Fraude contratual e ônus da prova
A lei 9.656/98, artigo 11, dispõe que cabe à “operadora o ônus da prova e da demonstração do conhecimento prévio do consumidor ou beneficiário” acerca da doença ou lesão preexistente.
A previsão legal, considera a boa-fé objetiva que orienta os contratos, e deixa a cargo da operadora o ônus de provar a má-fé do beneficiário, uma vez que essa não se presume, motivo pelo qual reputa-se que o consumidor não tinha ciência da doença preexistente.
Ao dispor que cabe à operadora o ônus da prova, a lei 9.656/98 privilegia a vulnerabilidade do consumidor, conforme diretriz do Código de Defesa do Consumidor. Assim, a operadora deve comprovar a fraude contratual do consumidor pela omissão da doença preexistente, demonstrando que o beneficiário agiu de má-fé.
Outro ponto importante a destacar é que não é permitido à operadora a alegação de informação de doença preexistente quando for realizado exame ou perícia para contratação do plano. É o que determina a RN 162/07, artigo 5º, parágrafo 4º:
§ 4º É vedada a alegação de omissão de informação de DLP quando for realizado qualquer tipo de exame ou perícia no beneficiário pela operadora, com vistas à sua admissão no plano privado de assistência à saúde.
A Apelação 1009318-78.2015.8.26.0223, julgada no TJSP, Rel. Eduardo Sá Pinto Sandeville, 13/12/2018, decidiu que “ainda que exista declaração de saúde preenchida, e omissa a doença preexistente, a empresa não aferiu as reais condições de saúde do proponente, assumindo, assim, os riscos da sua atividade. Desta feita, torna-se obrigatória a cobertura requerida”.
No mesmo sentido, dispõe a Súmula 609-STJ: a recusa de cobertura securitária, sob a alegação de doença preexistente, é ilícita se não houve a exigência de exames médicos prévios à contratação ou a demonstração de má-fé do segurado. STJ. 2ª Seção.
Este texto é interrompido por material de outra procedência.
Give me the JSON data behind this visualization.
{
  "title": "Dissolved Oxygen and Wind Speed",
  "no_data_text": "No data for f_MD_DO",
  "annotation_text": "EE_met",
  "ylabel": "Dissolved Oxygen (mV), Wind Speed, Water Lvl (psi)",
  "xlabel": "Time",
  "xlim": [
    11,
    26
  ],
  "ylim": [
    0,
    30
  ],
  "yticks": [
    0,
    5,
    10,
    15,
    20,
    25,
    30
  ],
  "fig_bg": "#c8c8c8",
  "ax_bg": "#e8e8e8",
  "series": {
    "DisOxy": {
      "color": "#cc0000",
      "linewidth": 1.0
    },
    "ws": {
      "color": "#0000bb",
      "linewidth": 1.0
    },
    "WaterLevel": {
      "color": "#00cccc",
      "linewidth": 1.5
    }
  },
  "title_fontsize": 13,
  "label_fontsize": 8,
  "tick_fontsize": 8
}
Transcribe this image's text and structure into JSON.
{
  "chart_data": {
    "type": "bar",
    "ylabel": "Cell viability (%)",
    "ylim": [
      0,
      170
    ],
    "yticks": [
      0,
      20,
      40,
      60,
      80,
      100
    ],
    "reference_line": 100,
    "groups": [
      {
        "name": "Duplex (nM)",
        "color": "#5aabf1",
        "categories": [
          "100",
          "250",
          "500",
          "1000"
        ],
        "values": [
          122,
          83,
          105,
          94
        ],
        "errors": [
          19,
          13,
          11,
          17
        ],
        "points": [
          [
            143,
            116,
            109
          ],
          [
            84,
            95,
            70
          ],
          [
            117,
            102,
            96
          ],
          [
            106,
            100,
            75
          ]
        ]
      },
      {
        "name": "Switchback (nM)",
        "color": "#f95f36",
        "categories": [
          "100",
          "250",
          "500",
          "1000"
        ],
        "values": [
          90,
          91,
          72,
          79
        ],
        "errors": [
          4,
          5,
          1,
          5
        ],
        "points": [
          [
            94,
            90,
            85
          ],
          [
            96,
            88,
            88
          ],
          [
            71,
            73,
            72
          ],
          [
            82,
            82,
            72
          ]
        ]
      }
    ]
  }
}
Aprovada em 11/04/2018, DJe 17/04/2018
E, ainda, o Enunciado nº 25 da 1ª Jornada de Direito da Saúde do CNJ determina que “É abusiva a negativa de cobertura de procedimentos cirúrgicos de alta complexidade relacionados à doença e lesão preexistente, quando o usuário não tinha conhecimento ou não foi submetido a prévio exame médico ou perícia, salvo comprovada má-fé”.
Concluindo, é lícito à operadora recusar a cobertura contratual desde que:
1) Tenha solicitado exames e perícia médica ao usuário antes da assinatura do contrato, constatando-se que ele possuía doença ou lesão preexistente;
2) Na ausência de exames e perícia prévia, a operadora deverá comprovar (já no curso do contrato) que o consumidor agiu de má-fé e omitiu dolosamente a existência da doença.